Thousands of Charlotte workers worried about possible immigration changes

CHARLOTTE — Thousands of workers in the Charlotte region worry they could lose their jobs soon.

"Definitely very tense, not good days," said one of the employees who doesn't want to name himself or his employer because his job is on the line.

The business analyst said he received a notice from the government recently saying his work visa might be revoked.

"It'll be devastating to me. It'll be devastating to me, my family, more importantly for my daughter," he said.

His wife is employed with a H-1B work visa for highly-skilled foreign workers. That allows him to work on a H4 visa which helps spouses of H-1B workers get jobs.

While his wife's visa is safe, his is in jeopardy because the federal government is now thinking about scrapping H4 visas.

Immigration attorney Benjamin Snyder says Charlotte's economy will really feel the impact if foreign workers are forced to leave.

"Each one of these H1-B visa holders are working in a relatively high-paying, high-skilled occupation. They own cars. They own houses," Snyder explained.

He says the immigration uncertainty is already having an impact.

Snyder says he is being contacted by foreign workers who are asking for help finding an immigration attorney in Canada because they think their families can find more stability there.

Channel 9 dug through federal data and discovered there were 13,898 H-1B visas certified for workers in Charlotte in 2016 alone.
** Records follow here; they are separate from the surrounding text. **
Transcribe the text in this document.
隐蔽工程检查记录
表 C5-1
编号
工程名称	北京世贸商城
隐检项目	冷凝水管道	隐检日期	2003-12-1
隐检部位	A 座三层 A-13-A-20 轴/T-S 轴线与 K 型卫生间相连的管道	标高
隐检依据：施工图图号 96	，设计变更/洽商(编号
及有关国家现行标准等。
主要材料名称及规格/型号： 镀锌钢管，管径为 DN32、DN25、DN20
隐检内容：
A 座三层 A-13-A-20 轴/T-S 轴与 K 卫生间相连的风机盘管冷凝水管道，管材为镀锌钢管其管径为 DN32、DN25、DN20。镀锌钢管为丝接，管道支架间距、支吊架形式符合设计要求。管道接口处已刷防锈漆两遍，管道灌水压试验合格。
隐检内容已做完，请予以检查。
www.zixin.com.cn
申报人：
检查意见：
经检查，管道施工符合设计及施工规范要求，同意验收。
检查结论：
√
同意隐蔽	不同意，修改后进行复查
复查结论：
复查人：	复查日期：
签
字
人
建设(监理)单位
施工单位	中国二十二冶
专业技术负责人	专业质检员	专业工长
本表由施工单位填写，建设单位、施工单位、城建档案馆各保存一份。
The average salary offer was $80,000.

Large companies, such as Bank of America, Wells Fargo, and Lowes often add foreign workers into their workforces because there are not enough skilled workers here.
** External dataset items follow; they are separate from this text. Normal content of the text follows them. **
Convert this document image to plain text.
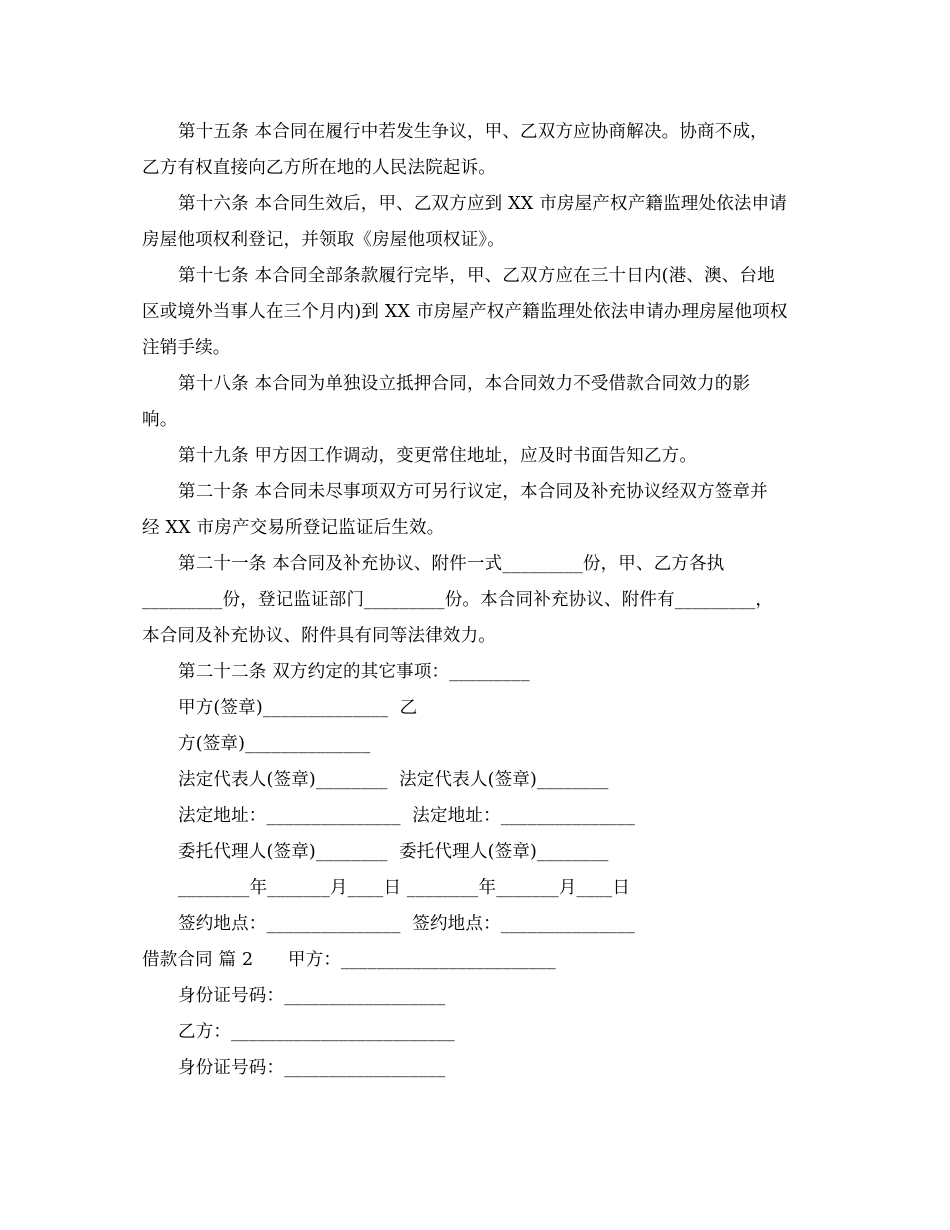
第十五条 本合同在履行中若发生争议，甲、乙双方应协商解决。协商不成，
乙方有权直接向乙方所在地的人民法院起诉。
第十六条 本合同生效后，甲、乙双方应到 XX 市房屋产权产籍监理处依法申请
房屋他项权利登记，并领取《房屋他项权证》。
第十七条 本合同全部条款履行完毕，甲、乙双方应在三十日内(港、澳、台地
区或境外当事人在三个月内)到 XX 市房屋产权产籍监理处依法申请办理房屋他项权
注销手续。
第十八条 本合同为单独设立抵押合同，本合同效力不受借款合同效力的影
响。
第十九条 甲方因工作调动，变更常住地址，应及时书面告知乙方。
第二十条 本合同未尽事项双方可另行议定，本合同及补充协议经双方签章并
经 XX 市房产交易所登记监证后生效。
第二十一条 本合同及补充协议、附件一式_________份，甲、乙方各执
_________份，登记监证部门_________份。本合同补充协议、附件有_________，
本合同及补充协议、附件具有同等法律效力。
第二十二条 双方约定的其它事项：_________
甲方(签章)______________  乙
方(签章)______________
法定代表人(签章)________  法定代表人(签章)________
法定地址：_______________  法定地址：_______________
委托代理人(签章)________  委托代理人(签章)________
________年_______月____日 ________年_______月____日
签约地点：_______________  签约地点：_______________
借款合同 篇 2      甲方：________________________
身份证号码：__________________
乙方：_________________________
身份证号码：__________________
While many corporations aren't discussing the possible changes in legislation, Lowes tells Channel 9 they value the contributions from their diverse workforce.

Their full statement said, "As an international company with more than 290,000 employees, we value the many contributions of our diverse workforce. We have a very small number of employees in the U.S. with H-1B visas and evaluate sponsorship on a case-by-case basis."

Visa holders tell Channel 9 if they're forced to leave Charlotte, the jobs could follow them.

"We are today living in an economy or modern world where geography does not limit the work that we do," said the father who did not want to be identified.

The Department of Homeland Security is still reviewing changes. Channel 9 will let you know when they make a decision.